Some sensitive or important Enigma messages were enciphered twice, once in a special variation cipher and again in the normal cipher. Clearly a man who needed his sleep, Good dreamed one night that the process had been reversed: normal cipher first, special cipher second. When he woke up he tried his theory on an unbroken message - and promptly broke it. He also worked closely with Turing and others on the pioneering Colossus computers used to tackle other German ciphers. By now he was principal statistician.

Good was born Isidore Jacob Gudak to Polish-Jewish parents in London. His father was a watchmaker. He was educated at the Haberdashers' Aske's boys' school then in Hampstead, north London, where he effortlessly outpaced the mathematics teaching curriculum.

In 1938 he graduated with first-class honours in mathematics from Jesus College, Cambridge and stayed on to work for his PhD. While still at Cambridge, in 1941, he was approached by Bletchley recruiters. These included Hugh Alexander, twice British national chess champion, with whom he was to work closely, Good had won the 1939 Cambridgeshire chess championship. He reported for work within days. His service with Turing lasted nearly two years until he transferred to a team led by Max Newman, working on Colossus.

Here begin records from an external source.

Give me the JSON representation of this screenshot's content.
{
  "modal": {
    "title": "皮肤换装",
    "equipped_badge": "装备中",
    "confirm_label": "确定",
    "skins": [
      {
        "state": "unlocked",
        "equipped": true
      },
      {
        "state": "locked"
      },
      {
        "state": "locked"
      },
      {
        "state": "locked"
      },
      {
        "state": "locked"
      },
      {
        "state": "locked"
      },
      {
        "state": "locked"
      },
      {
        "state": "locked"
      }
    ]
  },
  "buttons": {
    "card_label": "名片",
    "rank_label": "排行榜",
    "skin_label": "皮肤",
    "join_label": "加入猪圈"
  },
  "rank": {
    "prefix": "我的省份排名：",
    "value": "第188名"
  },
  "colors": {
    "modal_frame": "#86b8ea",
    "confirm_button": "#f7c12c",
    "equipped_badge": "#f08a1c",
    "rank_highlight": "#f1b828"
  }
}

In 1947 Newman invited Good to join him and Turing at Manchester University. There for three years he lectured in mathematics and researched computers - including the Manchester Mark 1. Then, in 1948, he was recruited by the Government Communications Headquarters (GCHQ), the successor to Bletchley Park, where he stayed until 1959. This did not prevent him from taking up a brief associate professorship at Princeton University and a short consultancy with IBM.

From 1959 until he moved to the US in 1967 he held various government-funded posts and a senior research fellowship at Trinity College, Oxford. He was made a doctor of science at Cambridge in 1963 and at Oxford in 1964. Three years later he was appointed professor of statistics at Virginia Polytechnic Institute and State University.

As the author of such treatises as Speculations Concerning the First Ultraintelligent Machine and Logic of Man and Machine (both 1965), Good must have seemed the obvious man for Kubrick to consult when making 2001; one of the main characters in the film is the super-computer HAL 9000, which shows intelligence and emotions but goes rogue. Good's published work ran to more than three million words.

Slender and sporting a bushy moustache, Good was not without humour. He published one paper under the names IJ Good and K Caj Doog, his own nickname spelt backwards. In one paper in 1988 he solemnly reviewed other writings on the subject, mainly his own, on the grounds that: "I have read them all carefully." In Virginia, where car owners can invent their own numberplates, he chose 007 IJG in a coy reference to his wartime intelligence role.

Irving John "Jack" Good, mathematician, born 9 December 1916; died 5 April 2009.